Here depending on the response, how the roll you have to control you have to have a complete
controller, this angles you have to keep changing like, it is like a how should I say it is
a it is A arrow section normally. So, it is like the arrow are there, so you basically
ship is going as it rolls you change these angles effectively by a controller to minimize
the roll motion. And this of course, is used for pitch also
for heave also. Now a days it is apparently very common to use, so active stabilizer of
course, the entire part cannot be there only a small part, a small fin with a rod connected
and there is a mechanism that will control that. That means, there is a feedback you
measure the roll motion, depending on the roll motion you change this angle that will
give a counter affect that will reduce the roll.

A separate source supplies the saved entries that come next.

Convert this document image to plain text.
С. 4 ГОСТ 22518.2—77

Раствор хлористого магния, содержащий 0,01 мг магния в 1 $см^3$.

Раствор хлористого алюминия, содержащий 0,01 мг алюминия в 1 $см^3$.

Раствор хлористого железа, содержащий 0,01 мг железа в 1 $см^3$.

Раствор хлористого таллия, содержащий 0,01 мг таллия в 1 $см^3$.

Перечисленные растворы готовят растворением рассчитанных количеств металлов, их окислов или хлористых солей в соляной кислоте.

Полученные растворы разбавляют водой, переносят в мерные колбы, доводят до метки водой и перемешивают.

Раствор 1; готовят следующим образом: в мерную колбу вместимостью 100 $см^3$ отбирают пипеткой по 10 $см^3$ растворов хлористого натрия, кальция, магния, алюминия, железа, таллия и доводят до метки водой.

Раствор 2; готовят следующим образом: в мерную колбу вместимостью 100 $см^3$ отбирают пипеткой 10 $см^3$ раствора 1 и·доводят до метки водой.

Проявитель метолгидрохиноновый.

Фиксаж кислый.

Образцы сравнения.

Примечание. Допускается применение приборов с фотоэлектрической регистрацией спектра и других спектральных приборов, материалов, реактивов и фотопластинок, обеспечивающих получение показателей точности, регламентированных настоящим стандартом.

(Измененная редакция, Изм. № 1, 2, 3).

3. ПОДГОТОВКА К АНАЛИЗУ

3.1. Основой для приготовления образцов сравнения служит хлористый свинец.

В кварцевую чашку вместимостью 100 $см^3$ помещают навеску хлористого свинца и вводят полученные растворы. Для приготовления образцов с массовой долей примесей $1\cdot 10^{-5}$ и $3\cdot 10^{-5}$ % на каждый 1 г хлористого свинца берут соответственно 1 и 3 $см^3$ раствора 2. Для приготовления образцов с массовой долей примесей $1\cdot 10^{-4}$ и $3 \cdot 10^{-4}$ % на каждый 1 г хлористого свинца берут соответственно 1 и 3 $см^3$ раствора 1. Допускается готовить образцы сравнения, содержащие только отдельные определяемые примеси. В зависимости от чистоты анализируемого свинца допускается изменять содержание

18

So, these are kind of and this is not awe can only mention this briefly here, because
there the subject of that control is a different subject altogether, active control; you have
to have knowledge of control theory but, these are the things that are being used. So, today
we are closing it here, the last lecture for seakeeping part of the course will be tomorrow,
where we will talk about design the seakeeping in design; how do you consider seakeeping
design should you consider etcetera etcetera, thank you.